Coordination engineering regulating metal single-atom anchored on n-doped carbon as a bifunctional catalyst for H2O2 production via dual channels

Electrochemical synthesis of hydrogen peroxide (H2O2) via two-electron oxygen reduction reaction (2e- ORR) or two-electron water oxidation reaction (2e- WOR), parades great prospects in substituting traditional anthraquinone process. However, the low efficiency and selectivity hinders its practical utilization. Exploration of a bifunctional catalyst capable of simultaneously driving the 2e- WOR and 2e- ORR is crucial for thoroughly improving H2O2 conversion efficiency. Herein, by means of first principles calculation, the 2e- ORR and 2e- WOR activities of metal-nitrogen doped carbon (M−NC, M = Mn, Fe, Co, Ni, Ru, In, and Pt) are investigated.

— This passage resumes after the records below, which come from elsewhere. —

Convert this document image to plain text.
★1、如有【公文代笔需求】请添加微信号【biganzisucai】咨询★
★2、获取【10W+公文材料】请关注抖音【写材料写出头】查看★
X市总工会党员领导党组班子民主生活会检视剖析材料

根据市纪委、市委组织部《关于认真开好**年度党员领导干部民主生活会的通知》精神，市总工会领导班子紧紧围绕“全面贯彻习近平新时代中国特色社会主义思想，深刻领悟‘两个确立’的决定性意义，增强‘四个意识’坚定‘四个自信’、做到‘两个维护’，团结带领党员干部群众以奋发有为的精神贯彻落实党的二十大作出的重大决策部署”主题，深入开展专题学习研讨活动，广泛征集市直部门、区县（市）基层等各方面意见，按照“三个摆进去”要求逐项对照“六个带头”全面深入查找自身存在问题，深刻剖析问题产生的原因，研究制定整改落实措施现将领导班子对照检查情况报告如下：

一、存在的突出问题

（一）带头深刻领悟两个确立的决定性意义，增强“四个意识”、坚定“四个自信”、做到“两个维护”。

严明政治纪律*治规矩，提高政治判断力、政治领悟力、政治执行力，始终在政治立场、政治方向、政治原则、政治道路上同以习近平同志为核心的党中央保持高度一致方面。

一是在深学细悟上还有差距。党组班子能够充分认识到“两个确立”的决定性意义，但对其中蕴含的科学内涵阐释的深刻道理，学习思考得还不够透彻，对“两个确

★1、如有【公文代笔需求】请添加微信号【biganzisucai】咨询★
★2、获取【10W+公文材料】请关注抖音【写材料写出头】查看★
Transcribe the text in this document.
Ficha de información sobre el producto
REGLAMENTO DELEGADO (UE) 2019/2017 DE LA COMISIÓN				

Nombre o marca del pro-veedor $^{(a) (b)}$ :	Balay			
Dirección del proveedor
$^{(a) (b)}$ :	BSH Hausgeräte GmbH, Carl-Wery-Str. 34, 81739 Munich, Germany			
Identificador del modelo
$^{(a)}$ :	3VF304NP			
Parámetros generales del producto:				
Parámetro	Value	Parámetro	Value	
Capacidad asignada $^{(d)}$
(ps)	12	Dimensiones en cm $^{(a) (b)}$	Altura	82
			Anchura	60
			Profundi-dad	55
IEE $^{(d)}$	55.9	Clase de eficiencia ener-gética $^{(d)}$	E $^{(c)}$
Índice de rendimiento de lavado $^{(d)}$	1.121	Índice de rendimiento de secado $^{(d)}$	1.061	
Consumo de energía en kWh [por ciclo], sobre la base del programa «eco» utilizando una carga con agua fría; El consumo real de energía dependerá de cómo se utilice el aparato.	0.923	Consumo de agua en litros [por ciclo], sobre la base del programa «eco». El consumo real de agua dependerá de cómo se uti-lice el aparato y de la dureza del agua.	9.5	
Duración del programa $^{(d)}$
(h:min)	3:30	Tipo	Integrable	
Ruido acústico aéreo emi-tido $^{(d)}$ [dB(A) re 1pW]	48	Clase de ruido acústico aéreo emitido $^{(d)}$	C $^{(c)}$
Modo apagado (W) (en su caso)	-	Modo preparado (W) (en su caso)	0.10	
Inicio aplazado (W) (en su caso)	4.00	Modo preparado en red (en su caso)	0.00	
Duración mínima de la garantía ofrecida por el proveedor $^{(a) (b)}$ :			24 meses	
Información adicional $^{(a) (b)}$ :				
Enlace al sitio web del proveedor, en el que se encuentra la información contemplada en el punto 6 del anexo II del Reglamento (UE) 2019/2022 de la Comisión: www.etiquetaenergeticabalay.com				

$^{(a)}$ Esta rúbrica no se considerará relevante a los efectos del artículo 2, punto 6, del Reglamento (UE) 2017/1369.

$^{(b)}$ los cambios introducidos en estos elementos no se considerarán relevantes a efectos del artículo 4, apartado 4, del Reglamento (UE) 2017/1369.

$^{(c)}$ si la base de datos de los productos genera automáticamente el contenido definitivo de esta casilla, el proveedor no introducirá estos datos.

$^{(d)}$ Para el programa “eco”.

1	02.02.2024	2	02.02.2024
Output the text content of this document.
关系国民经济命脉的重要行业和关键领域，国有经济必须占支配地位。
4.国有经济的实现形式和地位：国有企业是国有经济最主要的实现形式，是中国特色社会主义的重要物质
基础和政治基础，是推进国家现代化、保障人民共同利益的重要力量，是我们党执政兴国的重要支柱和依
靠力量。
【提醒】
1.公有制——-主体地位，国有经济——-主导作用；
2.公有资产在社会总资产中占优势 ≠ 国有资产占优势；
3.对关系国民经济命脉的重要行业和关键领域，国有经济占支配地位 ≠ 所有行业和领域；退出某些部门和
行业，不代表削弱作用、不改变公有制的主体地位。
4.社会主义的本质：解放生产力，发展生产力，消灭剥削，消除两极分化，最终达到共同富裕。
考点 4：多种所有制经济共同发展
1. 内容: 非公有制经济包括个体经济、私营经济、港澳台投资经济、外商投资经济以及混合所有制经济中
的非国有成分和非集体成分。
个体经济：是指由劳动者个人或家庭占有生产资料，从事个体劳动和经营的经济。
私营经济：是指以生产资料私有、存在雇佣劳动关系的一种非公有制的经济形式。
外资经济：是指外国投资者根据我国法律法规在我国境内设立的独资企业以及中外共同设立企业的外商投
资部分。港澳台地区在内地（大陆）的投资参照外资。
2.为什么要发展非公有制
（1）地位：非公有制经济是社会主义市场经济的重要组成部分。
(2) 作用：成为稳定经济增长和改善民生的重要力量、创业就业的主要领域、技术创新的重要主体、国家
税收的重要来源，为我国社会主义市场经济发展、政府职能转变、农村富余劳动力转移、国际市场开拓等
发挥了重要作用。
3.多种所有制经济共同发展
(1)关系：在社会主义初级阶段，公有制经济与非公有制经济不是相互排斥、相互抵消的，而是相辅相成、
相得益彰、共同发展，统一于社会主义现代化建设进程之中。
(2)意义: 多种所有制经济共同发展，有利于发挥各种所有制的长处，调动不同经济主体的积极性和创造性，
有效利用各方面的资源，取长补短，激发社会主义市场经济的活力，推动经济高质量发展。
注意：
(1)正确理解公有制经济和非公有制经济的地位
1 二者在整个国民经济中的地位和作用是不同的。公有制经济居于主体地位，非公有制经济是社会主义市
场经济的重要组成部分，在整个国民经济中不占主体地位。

Combining the pyrrole nitrogen coordination regulation, the best sample (RuN(Po)4) is screened from forty single atom configurations, which exhibits ultra-low overpotentials (0.02 V/0.04 V) and excellent inhibition on 4e- ORR/WOR side reactions. In-depth study further verifies its low reaction energy barrier and high thermodynamic stability for H2O2 synthesis in two pathways. Our work is expected to provide useful understanding for designing highly-efficient bifunctional catalysts for H2O2 production.